Mumbai and New Delhi tell their own versions of the same story. Mumbai saw a small improvement this year where congestion was dropped by 3.3 percentage points compared to 2024. That is encouraging on paper. But even with that dip, commuters in India's financial capital still lost 126 hours of their lives to traffic last year. Delhi, meanwhile, moved in the opposite direction. Its congestion level climbed to 60.2 percent, rising by 3.5 points, and its drivers lost 104 hours annually. Kolkata, which was actually ranked second in the world for congestion just one year ago, has slipped to 29th - though its drivers still spent 150 hours stuck in traffic.
There is one city offering a faint thread of hope. Hyderabad, ranked 15th in Asia, recorded a drop in congestion of 1.3 percentage points compared to the previous year. It is one of the very few Indian cities to actually improve. Chennai and Bengaluru, by contrast, both saw congestion rise by one percent, Bengaluru by 1.7 points. Globally, the picture is equally unattractive. Overall congestion across the world climbed from 20 percent to 25 percent in a single year. Only 34 cities anywhere on Earth recorded faster travel times than the year before.
The deeper question is not just how bad the traffic has become, but why the pace of road and transportation upgrades continues to lag behind the speed at which our cities are filling up. India's urban population is growing fast. People are moving to cities for jobs, for education, and for opportunity. But the roads, the public transport systems, and the planning frameworks are not keeping up. The result is predictable, where more cars, the same amount of space, and an ever-tightening grip on daily life.
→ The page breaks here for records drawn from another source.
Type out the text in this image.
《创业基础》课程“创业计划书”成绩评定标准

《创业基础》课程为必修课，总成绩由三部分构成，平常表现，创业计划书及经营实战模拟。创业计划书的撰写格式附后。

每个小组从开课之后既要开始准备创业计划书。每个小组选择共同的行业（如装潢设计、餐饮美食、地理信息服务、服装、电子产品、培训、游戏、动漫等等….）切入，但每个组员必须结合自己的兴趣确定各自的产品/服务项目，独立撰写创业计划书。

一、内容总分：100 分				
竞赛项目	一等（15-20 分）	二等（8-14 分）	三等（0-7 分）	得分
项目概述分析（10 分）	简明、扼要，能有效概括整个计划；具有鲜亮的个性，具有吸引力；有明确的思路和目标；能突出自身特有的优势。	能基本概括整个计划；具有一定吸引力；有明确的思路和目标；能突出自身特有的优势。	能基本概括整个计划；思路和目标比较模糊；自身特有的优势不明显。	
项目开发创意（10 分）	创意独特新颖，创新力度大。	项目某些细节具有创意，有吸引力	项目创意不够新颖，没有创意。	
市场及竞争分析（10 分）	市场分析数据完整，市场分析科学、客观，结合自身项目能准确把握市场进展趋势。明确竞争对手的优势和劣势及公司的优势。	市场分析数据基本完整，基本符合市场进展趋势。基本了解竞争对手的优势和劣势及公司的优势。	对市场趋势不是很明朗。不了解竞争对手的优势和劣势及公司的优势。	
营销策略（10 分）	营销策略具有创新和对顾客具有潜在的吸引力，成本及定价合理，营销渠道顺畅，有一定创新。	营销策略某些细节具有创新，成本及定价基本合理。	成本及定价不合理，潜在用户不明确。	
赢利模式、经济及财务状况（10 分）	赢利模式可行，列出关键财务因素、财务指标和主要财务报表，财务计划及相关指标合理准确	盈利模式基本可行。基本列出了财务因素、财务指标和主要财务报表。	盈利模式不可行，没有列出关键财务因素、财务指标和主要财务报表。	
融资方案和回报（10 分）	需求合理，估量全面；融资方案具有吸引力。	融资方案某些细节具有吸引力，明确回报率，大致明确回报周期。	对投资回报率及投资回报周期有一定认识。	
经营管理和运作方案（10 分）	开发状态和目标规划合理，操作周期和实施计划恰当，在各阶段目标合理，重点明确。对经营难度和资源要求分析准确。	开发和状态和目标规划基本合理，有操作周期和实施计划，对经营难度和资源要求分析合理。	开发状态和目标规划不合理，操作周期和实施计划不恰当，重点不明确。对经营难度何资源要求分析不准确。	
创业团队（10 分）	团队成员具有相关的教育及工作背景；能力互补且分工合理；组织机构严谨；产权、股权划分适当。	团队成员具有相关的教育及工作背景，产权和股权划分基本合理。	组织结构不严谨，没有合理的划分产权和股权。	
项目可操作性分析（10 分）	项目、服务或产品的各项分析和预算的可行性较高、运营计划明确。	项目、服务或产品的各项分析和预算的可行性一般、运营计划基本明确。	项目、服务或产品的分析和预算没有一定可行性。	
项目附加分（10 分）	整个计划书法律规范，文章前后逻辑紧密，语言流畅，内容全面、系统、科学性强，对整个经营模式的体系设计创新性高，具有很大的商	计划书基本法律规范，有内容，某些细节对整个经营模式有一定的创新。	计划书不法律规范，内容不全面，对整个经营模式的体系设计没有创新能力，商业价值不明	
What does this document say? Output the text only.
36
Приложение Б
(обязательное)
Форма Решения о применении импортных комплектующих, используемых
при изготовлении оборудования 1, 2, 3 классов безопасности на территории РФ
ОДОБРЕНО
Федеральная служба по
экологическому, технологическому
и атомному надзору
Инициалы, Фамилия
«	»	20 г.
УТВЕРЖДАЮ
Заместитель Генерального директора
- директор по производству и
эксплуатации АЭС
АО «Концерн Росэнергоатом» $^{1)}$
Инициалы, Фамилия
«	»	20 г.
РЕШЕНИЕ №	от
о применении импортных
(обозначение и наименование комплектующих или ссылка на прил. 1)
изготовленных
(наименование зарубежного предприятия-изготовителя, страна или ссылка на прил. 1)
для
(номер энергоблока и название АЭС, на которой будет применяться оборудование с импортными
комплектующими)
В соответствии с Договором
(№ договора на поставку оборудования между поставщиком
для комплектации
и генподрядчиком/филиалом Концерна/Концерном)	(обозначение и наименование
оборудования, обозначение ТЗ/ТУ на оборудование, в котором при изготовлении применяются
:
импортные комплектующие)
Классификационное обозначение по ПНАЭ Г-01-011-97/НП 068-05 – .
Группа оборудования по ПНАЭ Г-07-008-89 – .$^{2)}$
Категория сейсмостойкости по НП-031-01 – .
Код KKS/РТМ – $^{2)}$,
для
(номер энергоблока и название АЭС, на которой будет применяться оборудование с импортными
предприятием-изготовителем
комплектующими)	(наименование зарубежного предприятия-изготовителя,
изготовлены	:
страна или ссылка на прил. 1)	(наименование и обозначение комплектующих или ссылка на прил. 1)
The TomTom report is, at its core, a mirror held up to Indian urban planning. The data does not point fingers at any single government or agency. It simply shows the outcome and the outcome, measured in lost hours, packed speeds, and worsening congestion year after year, demands a serious and honest conversation not just about building more roads, but about rethinking how Indian cities move altogether.